In the North Carolina of a century ago, illiteracy and ill-health ran rampant in a state of 2.5 million people. The 1917 General Assembly convened amid anxiety over the Great War in Europe but also with high cotton and tobacco prices lifting state government’s fiscal condition. Edward Kidder Graham, the 40-year-old president of the University of North Carolina, seized the moment.
“The university and its friends were ready as never before,” Howard Covington writes in his new book. “This time Graham did not proceed alone, but rallied together with educators at all levels to demand the legislature do something significant for education…One factoid repeated over and over was a report that in 1915 North Carolina taxpayers had spent more on the upkeep of their new automobiles than they had on the salaries of public school superintendents and teachers.”
Newly elected Gov. Thomas W. Bickett favored school construction. Graham sought five years of assured funding to improve the shabby Chapel Hill campus. Among the legislative gains was a $3 million bond issue ($66 million in today’s dollars).
Covington, a former newspaper journalist who has had a prolific second career producing biographies of prominent North Carolinians, tells the story of a transformative two decades in “Fire and Stone: The Making of the University of North Carolina under Presidents Edward Kidder Graham and Harry Woodburn Chase.” The book is published by the UNC Library.
As leaders of a public university, both Graham and Chase had to contend with political and cultural cross-winds. Instead of the Republican-versus-Democratic hyper-partisanship of today, they had to deal with legislatures split by Democratic factionalism, including a strong component of fiscal conservatives. Their gains often came hard-won in an overwhelmingly rural state, while they also tapped into reservoirs of civic support.
Graham graduated from UNC, studied at Columbia and Harvard, and returned to Chapel Hill as a professor and then a dean. University trustees chose him first as acting president in 1913, when he promptly showed the potency of a leader defining a path forward.
Even today, Graham is remembered for his University Day address in which he declared his goal “to make the campus co-extensive with the boundaries of the state…(and) to put the University as head of the state’s educational system in warm sensitive touch with every problem in North Carolina life, small and great.”
Covington reports that Graham allied the university with public schools “more forcefully than any of his predecessors.” He opened the way to faculty and students documenting county-level economic and civic life. Through an address to a farm-life conference in Charlotte, Covington writes, “In effect Graham and the university were throwing in with the farmers and their families, city folks and the wage earners, in a way that had never been articulated in so passionate a fashion.”

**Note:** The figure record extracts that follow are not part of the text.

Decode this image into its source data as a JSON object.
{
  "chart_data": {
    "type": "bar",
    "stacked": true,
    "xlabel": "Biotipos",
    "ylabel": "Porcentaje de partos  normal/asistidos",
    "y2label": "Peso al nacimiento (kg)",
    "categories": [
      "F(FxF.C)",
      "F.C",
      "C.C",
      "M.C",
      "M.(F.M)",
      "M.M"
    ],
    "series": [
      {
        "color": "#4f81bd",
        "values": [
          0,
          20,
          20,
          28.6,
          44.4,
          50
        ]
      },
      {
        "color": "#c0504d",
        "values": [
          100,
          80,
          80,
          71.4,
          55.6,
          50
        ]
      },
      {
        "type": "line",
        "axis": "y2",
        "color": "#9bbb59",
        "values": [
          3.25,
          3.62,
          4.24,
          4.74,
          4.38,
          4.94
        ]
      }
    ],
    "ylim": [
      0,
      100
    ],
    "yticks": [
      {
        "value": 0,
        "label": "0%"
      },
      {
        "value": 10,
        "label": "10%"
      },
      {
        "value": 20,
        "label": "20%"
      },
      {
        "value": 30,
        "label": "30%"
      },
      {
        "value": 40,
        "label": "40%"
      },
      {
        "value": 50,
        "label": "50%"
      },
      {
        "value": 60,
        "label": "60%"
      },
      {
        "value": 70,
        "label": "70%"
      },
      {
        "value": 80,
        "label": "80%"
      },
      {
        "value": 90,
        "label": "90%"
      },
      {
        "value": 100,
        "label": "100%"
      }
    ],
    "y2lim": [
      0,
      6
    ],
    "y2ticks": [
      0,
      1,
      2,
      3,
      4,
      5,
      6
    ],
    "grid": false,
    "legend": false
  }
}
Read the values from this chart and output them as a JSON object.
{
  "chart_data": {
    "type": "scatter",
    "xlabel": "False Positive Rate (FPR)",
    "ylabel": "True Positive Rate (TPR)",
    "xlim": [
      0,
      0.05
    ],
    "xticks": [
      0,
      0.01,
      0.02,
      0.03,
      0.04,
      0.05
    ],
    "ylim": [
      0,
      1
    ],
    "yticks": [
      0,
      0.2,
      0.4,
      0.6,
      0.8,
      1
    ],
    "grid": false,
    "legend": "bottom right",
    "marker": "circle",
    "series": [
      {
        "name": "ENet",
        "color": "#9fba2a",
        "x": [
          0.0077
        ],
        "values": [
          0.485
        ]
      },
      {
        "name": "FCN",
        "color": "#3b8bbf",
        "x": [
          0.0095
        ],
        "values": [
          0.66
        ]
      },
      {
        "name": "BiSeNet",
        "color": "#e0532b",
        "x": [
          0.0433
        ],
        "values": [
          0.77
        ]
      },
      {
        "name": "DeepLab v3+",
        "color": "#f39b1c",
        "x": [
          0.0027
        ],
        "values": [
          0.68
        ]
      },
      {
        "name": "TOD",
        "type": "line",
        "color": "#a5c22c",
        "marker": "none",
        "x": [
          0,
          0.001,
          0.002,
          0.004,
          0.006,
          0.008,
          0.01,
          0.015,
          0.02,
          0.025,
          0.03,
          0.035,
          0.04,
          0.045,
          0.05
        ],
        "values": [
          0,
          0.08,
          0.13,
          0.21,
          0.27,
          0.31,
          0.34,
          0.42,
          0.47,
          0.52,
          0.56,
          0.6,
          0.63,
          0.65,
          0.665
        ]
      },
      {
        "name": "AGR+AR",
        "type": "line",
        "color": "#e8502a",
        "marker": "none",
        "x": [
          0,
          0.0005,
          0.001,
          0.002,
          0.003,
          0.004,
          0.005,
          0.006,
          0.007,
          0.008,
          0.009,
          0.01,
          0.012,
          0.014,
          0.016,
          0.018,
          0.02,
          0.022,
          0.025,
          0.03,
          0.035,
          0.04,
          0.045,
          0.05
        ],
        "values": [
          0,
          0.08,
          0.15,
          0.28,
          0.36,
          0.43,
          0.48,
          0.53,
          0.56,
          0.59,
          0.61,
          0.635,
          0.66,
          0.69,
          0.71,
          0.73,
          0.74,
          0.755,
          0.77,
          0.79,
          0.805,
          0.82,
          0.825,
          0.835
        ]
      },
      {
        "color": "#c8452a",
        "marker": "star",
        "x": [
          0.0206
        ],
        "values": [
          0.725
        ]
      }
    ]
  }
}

Graham’s wife, Susan, died at age 34 of an infection in December 1916. Graham died two years afterwards, a casualty of the war-time flu epidemic. His immediate successor also died of the flu three months later. Then the trustees turned to Chase, a leader with less charisma but with determination and more time to build UNC-Chapel Hill into a robust 20th Century academic enterprise.
Chase, a Massachusetts native, had joined the UNC faculty in 1910; he had a degree in psychology and taught in the education department. While a northerner, Chase expanded Graham’s vision of a university in service to society to encompass the American South. He served as UNC president through the 1920s, then moved on to lead two other major universities; he died in 1955.
In the 1921-22 state budget, UNC got another major infusion — $1.5 million for new buildings that allowed Chase to enlarge the campus. University supporters had conducted masterful grass-roots organizing; trains transported supporters to lobby in the Capitol. “The state had never seen such an uprising of average citizens who had come together behind a common cause,” Covington says.
In 1925, the year of the Scopes trial in Tennessee, Chase appeared before state lawmakers to oppose a resolution designed to prevent public employees, including school teachers, from teaching “evolutionary hypotheses.” Chase defended academic freedom and free speech by arguing that the Constitution does not promise liberty “to everyone but school teachers.”
Then, as now, some North Carolinians saw the university as a liberal stronghold that threatened to turn young people away from their cultural and religious moorings. The textile industry pushed back against university scholars examining wage and working conditions. Neither Chase nor Graham sought to overturn legalized racial segregation, although both extended campus resources and educational opportunities for women.
Still, the decisions of Graham and Chase — and their sense of a mutual dependence between the state and its public education institutions — form enduring underpinnings to the North Carolina of today. Under Graham’s guidance, writes Covington, “students and faculty members thought seriously about public service as an obligation to the state that had embraced them.” Many students and faculty still think about that obligation and mutual dependence, even as debate swirls in this time and place over sustaining and governing public education.